Middle School (we called in Junior High)--a time of discovering a new, older self and learning new skills. I learned to sew with a sewing machine in 7th grade Home Ec but that's a story for another day. Today I want to talk baking! Before we started to sew, we spent the first part of the school year in Home Ec learning to cook and bake.
In our first class we learned to use measuring cups--carefully measuring out breakfast cereal into bowls. I remember thinking "How crazy is this?? Who is ever going to measure their breakfast cereal?" Turns out the joke's on me! Now that I have to be more careful about my carbs I measure my cereal every day!
By the end of the unit we'd progressed to the point that we were making pie! Pie!! In 7th grade!! I still have the recipe for the cherry pie we made in 1962, clipped from a printed handout and stored in my overstuffed recipe box! I have no idea what the source was, but it calls for Minute Tapioca so I'm guessing that company may have written the recipe. I found similar recipes when I Googled Minute Tapioca and Kraft, it's parent company, but none of those I found were exactly the same recipe.

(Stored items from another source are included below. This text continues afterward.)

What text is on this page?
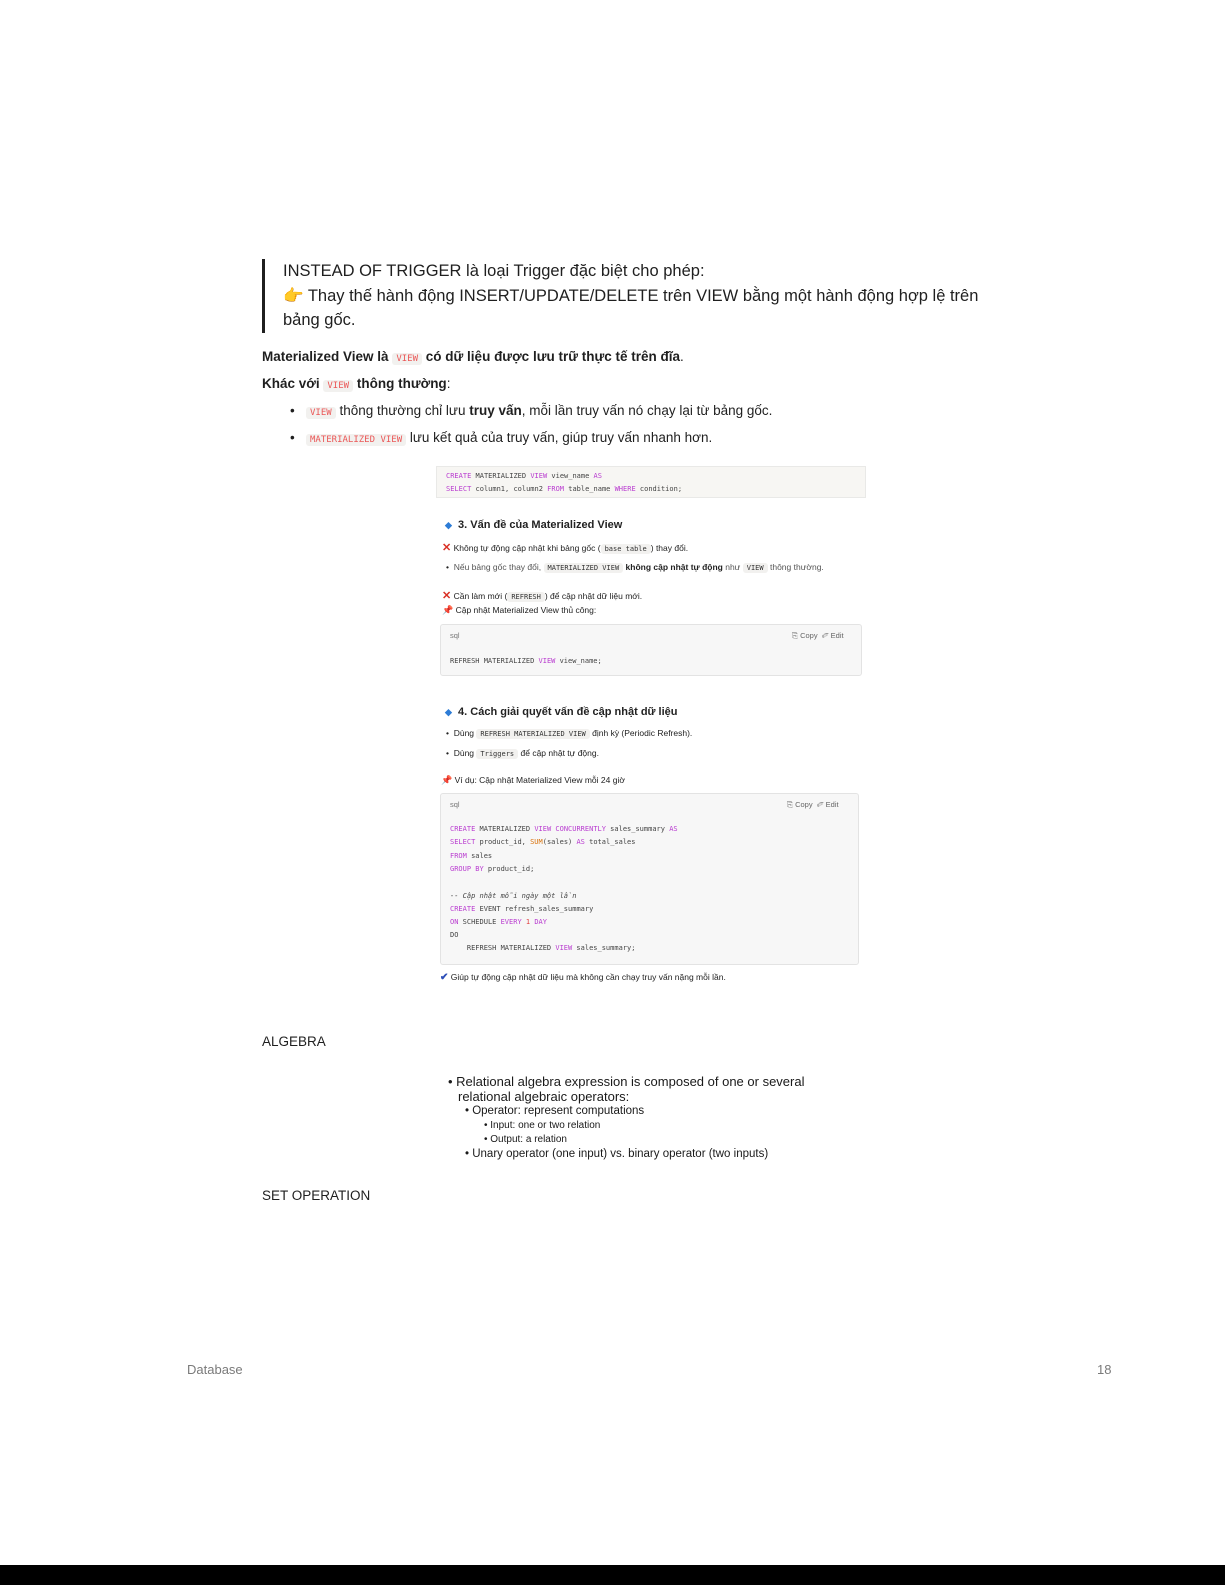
INSTEAD OF TRIGGER là loại Trigger đặc biệt cho phép:

👉 Thay thế hành động INSERT/UPDATE/DELETE trên VIEW bằng một hành động hợp lệ trên

bảng gốc.

Materialized View là VIEW có dữ liệu được lưu trữ thực tế trên đĩa.
Khác với VIEW thông thường:
• VIEW thông thường chỉ lưu truy vấn, mỗi lần truy vấn nó chạy lại từ bảng gốc.
• MATERIALIZED VIEW lưu kết quả của truy vấn, giúp truy vấn nhanh hơn.
CREATE MATERIALIZED VIEW view_name AS
SELECT column1, column2 FROM table_name WHERE condition;
◆ 3. Vấn đề của Materialized View
✕ Không tự động cập nhật khi bảng gốc ( base table ) thay đổi.
•  Nếu bảng gốc thay đổi, MATERIALIZED VIEW không cập nhật tự động như VIEW thông thường.
✕ Cần làm mới ( REFRESH ) để cập nhật dữ liệu mới.
📌 Cập nhật Materialized View thủ công:
sql	⎘ Copy ✐ Edit
REFRESH MATERIALIZED VIEW view_name;
◆ 4. Cách giải quyết vấn đề cập nhật dữ liệu
•  Dùng REFRESH MATERIALIZED VIEW định kỳ (Periodic Refresh).
•  Dùng Triggers để cập nhật tự động.
📌 Ví dụ: Cập nhật Materialized View mỗi 24 giờ
sql	⎘ Copy ✐ Edit
CREATE MATERIALIZED VIEW CONCURRENTLY sales_summary AS
SELECT product_id, SUM(sales) AS total_sales
FROM sales
GROUP BY product_id;
-- Cập nhật mỗi ngày một lần
CREATE EVENT refresh_sales_summary
ON SCHEDULE EVERY 1 DAY
DO
REFRESH MATERIALIZED VIEW sales_summary;
✔ Giúp tự động cập nhật dữ liệu mà không cần chạy truy vấn nặng mỗi lần.
ALGEBRA
• Relational algebra expression is composed of one or several
relational algebraic operators:
• Operator: represent computations
• Input: one or two relation
• Output: a relation
• Unary operator (one input) vs. binary operator (two inputs)
SET OPERATION
Database	18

Here's my variation of the original recipe but with less sugar, no food coloring, and no added butter.
Seventh Grade Cherry Pie
- 4 Cups of drained water packed sour cherries. (They used to come in cans or frozen but these days I find them in jars).
- 1 1/4 Cup of sugar. ( I use 1 Cup of white sugar and 1/4 Cup of Turbinado Sugar).
- 3 Tablespoons of Minute Tapioca
- 1 teaspoon lemon juice
- 1/4 teaspoon of almond extract
- sparkling sugar for decoration (may be purchased from King Arthur Flour)
- pastry for 2 nine inch crusts
Heat the oven to 400 degrees F.
- Drain all the water off the cherries--you'll have pie soup if you don't!
- Mix the cherries with all the ingredients in a large bowl.
- Line pie pan with one of the crusts. I use cookie cutters to cut shapes to use in place of a lattice for the top crust. Cut out the shapes or cut strips to make a woven pastry lattice.
- Pour cherry mixture into the pie shell.
- Cover the top with cut out pastry or a pastry lattice.
- Sprinkle with Sparkling White Sugar as desired
- Bake for 30 minutes at 400 degrees F. (Put a half sheet pan under the pie pan to catch any filling that bubbles out of the pie pan).
- After 30 minutes put a collar of aluminum foil around the outer edge of the crust so it doesn't get too brown.
- Bake another 20-25 minutes, until the pie filling is bubbling and the crust is a golden brown.
- Enjoy with vanilla ice cream and some good friends!
Yeah for 7th grade Home Ec! I think it was school time very well spent!! I mean, unless you are a rocket scientist, when was the last time you used any calculus?